17 septembre 1917
Le 16 partant le 17 septembre 1917
Ma chère Margot
Je n’avais pas de lettre hiert 15 alors je n’ais pas écrit tu ne recevras pas du 16 du 15 sa saretera au 17. Aujourd’hui deux une du 13 etr l’autre du 14 je suis plus heureux de te savoir en meilleur santé et ne recommence pas ce que tu as fait. Moi j’ai reprit mon travail et sa va pour le moment.
Je suis content que Morin est eu des Histoire avec Robineau sa nous fera pas de mae, dis à M Robineau que nous avons besoint de gagner notre vie et qu’il soit un peu concentieux qu’il te donne ta vie à gagner envoit lui un petit boniment, qui lui fera plaisir peut être que sa lui fera baisser la main, c'est-à-dire qu’il te le donnera à meilleur compte, enfint sa me fait plaisir d’apprendre cette nouvelles.
Comme je t’ai dis dans ma lettre du 15 j’ai reçut tes 10f qui ont été les bien venue car j’en avait plustot besoint, le colis aussitotreçut je te le ferai savoir probablement demain 18. Tu me n’avais pas parler que le mari à Bérangère été mort mais je l’ai su par massacre c’est bien malheureux sur qu’il y a 3 enfants Ils en reste plus beaucoup de matenier.
Je sui plus heureux que tu reçoive mieux mes lettres mois je reçoit bien les tiennes aussi.

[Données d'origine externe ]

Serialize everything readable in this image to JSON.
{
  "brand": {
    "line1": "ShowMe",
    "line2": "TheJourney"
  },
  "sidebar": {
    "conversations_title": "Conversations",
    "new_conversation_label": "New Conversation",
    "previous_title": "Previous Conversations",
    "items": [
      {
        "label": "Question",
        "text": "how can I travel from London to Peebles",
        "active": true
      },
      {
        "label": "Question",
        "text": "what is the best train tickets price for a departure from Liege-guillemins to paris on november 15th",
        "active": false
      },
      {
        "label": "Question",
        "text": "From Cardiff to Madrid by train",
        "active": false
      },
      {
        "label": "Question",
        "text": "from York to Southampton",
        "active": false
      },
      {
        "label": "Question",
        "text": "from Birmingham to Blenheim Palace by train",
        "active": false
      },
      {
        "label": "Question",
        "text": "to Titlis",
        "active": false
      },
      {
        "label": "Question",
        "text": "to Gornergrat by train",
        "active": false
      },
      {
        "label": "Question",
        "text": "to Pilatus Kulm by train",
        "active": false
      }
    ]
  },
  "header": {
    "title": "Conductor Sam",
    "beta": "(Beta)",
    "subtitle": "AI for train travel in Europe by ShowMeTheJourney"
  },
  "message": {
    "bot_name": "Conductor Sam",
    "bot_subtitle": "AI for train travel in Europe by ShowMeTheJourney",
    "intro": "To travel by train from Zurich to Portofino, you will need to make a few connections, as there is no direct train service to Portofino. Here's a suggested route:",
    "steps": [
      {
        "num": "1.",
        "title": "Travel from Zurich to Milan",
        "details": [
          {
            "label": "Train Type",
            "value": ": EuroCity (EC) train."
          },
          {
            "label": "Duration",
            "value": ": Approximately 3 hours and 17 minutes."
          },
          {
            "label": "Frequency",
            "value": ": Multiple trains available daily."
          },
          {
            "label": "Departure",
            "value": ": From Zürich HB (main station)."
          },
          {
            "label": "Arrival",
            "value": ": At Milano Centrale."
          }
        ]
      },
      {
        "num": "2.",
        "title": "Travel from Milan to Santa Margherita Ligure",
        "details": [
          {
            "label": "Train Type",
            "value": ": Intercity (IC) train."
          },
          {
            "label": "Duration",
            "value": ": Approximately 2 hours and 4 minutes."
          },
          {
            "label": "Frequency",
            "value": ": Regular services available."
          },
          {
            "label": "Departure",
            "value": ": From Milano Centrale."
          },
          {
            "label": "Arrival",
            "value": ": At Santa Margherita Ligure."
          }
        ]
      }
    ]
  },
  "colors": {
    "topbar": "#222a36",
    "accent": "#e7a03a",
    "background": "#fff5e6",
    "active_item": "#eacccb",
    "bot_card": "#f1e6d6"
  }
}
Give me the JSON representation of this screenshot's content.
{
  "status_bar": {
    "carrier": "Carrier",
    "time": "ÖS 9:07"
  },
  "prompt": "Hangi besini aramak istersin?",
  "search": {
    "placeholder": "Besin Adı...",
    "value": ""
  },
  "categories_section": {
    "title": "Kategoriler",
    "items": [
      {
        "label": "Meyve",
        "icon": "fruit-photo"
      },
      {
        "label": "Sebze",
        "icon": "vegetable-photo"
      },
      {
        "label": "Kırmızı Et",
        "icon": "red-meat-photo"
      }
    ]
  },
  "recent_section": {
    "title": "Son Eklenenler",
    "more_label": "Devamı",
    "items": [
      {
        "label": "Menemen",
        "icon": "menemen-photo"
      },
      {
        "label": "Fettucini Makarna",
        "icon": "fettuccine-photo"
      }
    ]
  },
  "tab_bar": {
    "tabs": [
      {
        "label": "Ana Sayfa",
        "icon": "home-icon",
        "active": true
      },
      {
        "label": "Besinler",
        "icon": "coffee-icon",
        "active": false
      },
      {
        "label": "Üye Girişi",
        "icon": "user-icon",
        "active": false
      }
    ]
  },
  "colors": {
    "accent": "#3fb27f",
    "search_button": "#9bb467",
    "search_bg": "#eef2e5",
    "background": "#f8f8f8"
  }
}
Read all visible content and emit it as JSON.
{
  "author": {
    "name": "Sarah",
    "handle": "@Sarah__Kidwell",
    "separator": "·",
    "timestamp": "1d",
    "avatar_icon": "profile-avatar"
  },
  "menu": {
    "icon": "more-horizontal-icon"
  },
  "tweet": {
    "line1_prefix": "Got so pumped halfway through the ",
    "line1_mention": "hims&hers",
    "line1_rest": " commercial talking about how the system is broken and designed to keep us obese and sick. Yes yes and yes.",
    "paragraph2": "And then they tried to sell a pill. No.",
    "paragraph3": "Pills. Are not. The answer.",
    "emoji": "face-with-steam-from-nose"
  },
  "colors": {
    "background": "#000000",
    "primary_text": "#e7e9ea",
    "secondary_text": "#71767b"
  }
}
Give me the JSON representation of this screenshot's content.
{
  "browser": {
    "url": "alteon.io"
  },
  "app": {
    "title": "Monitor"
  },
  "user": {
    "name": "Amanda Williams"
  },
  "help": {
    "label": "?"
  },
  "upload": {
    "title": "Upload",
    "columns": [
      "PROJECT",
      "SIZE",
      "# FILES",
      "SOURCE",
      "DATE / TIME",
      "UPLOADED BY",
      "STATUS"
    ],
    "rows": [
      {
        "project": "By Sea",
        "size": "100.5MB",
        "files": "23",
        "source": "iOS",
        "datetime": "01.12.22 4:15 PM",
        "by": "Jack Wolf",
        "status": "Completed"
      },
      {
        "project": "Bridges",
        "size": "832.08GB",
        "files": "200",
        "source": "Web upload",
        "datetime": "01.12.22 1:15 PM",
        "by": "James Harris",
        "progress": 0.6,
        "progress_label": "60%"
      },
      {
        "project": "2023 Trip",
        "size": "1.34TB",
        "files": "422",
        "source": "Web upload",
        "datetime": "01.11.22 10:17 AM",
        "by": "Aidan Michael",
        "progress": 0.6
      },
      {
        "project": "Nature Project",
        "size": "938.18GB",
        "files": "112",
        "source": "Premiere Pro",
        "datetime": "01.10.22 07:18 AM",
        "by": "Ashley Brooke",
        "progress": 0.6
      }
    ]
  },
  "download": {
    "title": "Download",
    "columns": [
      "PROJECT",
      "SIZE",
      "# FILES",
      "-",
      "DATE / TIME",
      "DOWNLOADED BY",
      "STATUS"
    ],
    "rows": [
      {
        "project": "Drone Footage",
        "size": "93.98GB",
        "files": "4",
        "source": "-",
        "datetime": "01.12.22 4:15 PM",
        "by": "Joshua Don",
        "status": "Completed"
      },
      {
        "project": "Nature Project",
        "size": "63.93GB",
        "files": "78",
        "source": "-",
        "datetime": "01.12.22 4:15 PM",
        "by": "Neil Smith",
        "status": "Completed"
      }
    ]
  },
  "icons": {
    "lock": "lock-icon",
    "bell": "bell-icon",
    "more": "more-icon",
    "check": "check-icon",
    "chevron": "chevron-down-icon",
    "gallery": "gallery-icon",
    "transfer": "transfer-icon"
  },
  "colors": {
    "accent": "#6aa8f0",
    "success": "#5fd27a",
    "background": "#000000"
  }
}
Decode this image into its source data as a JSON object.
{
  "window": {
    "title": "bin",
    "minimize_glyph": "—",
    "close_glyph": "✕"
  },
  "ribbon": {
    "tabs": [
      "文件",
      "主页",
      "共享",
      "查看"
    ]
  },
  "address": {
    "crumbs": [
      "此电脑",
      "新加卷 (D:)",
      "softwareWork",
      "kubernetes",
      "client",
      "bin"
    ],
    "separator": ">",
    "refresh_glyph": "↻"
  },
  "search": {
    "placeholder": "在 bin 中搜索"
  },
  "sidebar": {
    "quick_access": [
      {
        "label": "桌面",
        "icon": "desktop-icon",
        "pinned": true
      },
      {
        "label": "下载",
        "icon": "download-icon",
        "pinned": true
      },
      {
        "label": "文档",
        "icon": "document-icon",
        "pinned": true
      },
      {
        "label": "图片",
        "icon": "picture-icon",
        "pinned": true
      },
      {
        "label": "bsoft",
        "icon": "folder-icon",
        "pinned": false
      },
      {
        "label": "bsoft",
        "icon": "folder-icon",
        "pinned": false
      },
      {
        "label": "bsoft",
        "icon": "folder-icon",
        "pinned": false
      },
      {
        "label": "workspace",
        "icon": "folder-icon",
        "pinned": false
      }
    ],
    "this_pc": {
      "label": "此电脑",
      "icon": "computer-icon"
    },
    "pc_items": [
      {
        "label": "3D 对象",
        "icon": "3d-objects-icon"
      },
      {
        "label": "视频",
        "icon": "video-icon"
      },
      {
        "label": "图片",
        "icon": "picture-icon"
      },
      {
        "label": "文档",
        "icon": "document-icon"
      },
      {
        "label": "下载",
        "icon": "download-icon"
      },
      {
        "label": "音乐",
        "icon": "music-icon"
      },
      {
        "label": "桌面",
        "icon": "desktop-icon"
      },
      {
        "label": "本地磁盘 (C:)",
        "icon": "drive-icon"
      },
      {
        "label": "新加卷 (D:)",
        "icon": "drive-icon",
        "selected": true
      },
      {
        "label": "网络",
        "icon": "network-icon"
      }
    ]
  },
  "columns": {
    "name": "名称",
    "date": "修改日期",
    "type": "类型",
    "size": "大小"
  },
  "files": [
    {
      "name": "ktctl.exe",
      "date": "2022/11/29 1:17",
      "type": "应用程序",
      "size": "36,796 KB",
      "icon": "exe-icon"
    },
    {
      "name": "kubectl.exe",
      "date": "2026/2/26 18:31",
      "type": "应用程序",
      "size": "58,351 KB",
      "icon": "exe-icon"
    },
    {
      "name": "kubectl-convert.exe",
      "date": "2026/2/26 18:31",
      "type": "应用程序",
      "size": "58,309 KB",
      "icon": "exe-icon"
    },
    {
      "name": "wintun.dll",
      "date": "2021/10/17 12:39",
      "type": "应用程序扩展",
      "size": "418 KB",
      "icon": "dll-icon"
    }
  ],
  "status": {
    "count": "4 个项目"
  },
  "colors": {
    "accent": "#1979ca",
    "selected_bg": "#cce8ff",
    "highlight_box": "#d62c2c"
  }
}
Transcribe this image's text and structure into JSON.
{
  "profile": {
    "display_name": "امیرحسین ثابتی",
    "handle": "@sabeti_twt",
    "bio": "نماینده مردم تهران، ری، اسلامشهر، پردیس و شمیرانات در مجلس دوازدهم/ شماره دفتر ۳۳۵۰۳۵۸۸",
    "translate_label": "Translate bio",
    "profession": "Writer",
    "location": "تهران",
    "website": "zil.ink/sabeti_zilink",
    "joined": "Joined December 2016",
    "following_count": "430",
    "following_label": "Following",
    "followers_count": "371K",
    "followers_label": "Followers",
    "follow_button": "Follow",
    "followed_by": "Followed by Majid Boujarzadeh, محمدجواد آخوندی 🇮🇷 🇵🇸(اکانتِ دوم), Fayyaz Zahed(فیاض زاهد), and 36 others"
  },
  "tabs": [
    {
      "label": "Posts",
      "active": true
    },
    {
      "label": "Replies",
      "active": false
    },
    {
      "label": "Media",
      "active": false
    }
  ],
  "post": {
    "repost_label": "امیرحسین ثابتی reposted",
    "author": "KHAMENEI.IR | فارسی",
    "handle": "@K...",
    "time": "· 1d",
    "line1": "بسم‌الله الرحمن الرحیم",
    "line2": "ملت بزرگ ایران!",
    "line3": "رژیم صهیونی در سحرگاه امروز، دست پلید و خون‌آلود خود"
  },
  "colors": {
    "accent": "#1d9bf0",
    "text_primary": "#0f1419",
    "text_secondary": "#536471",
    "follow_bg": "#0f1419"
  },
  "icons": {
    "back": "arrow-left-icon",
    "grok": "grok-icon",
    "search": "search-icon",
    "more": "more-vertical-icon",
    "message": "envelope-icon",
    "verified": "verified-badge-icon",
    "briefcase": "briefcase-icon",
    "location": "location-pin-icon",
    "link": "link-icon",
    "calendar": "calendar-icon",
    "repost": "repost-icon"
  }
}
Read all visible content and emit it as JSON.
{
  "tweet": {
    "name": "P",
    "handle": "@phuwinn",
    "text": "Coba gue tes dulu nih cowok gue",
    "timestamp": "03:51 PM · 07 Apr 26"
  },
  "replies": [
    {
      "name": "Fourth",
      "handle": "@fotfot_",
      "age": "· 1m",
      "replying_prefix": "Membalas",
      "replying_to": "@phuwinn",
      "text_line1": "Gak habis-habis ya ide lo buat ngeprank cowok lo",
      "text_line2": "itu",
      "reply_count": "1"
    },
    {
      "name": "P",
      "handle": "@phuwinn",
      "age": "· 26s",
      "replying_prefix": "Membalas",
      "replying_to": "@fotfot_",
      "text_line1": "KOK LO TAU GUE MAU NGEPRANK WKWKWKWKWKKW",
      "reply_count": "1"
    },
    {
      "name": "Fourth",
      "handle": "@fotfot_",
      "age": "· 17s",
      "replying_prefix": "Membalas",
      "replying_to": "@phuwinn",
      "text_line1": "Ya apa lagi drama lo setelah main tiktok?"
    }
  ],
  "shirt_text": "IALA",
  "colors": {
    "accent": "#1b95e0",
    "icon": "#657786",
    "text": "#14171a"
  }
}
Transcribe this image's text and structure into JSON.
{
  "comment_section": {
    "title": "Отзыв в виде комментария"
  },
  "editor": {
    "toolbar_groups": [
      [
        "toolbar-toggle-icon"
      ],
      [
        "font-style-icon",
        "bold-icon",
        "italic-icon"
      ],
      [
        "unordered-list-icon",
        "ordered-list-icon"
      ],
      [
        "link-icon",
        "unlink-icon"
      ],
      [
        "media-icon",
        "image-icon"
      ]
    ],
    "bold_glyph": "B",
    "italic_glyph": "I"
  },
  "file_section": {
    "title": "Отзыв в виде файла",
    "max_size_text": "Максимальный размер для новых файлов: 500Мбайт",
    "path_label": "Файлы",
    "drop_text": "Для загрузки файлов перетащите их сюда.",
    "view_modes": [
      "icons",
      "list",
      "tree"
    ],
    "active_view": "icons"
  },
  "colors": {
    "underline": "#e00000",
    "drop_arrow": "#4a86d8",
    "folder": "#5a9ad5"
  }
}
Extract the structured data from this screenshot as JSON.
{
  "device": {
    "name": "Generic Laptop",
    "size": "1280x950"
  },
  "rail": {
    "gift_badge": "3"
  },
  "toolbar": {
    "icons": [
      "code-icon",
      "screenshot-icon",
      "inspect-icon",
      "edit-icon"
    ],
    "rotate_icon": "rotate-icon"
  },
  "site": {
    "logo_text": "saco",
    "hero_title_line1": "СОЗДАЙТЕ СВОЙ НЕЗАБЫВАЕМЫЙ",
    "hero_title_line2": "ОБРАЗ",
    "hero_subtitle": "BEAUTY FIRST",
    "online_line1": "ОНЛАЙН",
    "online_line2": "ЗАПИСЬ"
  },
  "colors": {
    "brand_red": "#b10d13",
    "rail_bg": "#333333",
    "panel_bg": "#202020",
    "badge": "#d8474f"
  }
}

En effet je n’avais pas comprit que (…) Douard du Bois-Bidault, je ne l’ais jamais vu de la campagne. Ma chère Margot pour mes parents tu te fais trop de mauvaise idée étans jeunes ils pouvaient le faire comme maintenant ils devraient pouvoir le faire et ils le ferait avec cœur, tu dois penser, ils ont perdu 90 mille francs, ce n’est pas rien, que sa va-t-il faire, ont ne le sais pas, c’est dur au cœur tu dois penser si ce n’étais pas cela je sui sure que j’aurai ce que je voudrais. Je ne te dis pas qu’ils sont un très bon caractère, mais que veut tu, c’est un peut tout le monde, mais s’il n’avait pas tous ces ennuis sa ne serait pas les même personnes. Ne te tourmente point à ce sujet la nous arengerons cela plus tard et j’espère que nous seront nous faire plaisir tous et nous en bénéficerons tous.
Ma chère amieil va être l’heure d’aller au travaille Je m’envais te quitter en t’embrassant milles fois de tous mon cœur. Ton petit mari qui t’aime pour la vie et de tous son cœur.
E. Vallet
A demain le plaisir de te lire
Embrasse bien fort Petite Suzanne et Henriette et je pense que ma lettre te trouvera en meilleurs santé. J’attendrai demain une autre avec impatience
Aurevoir et mlles baisers
Embrasse bien le Papa la Maman Vincent et grand-mère Rousseau
Bien le bonjour à Monsieur et Madame Fesant.
Je pense toujours bien à eux malgré que j’en sui très loingt.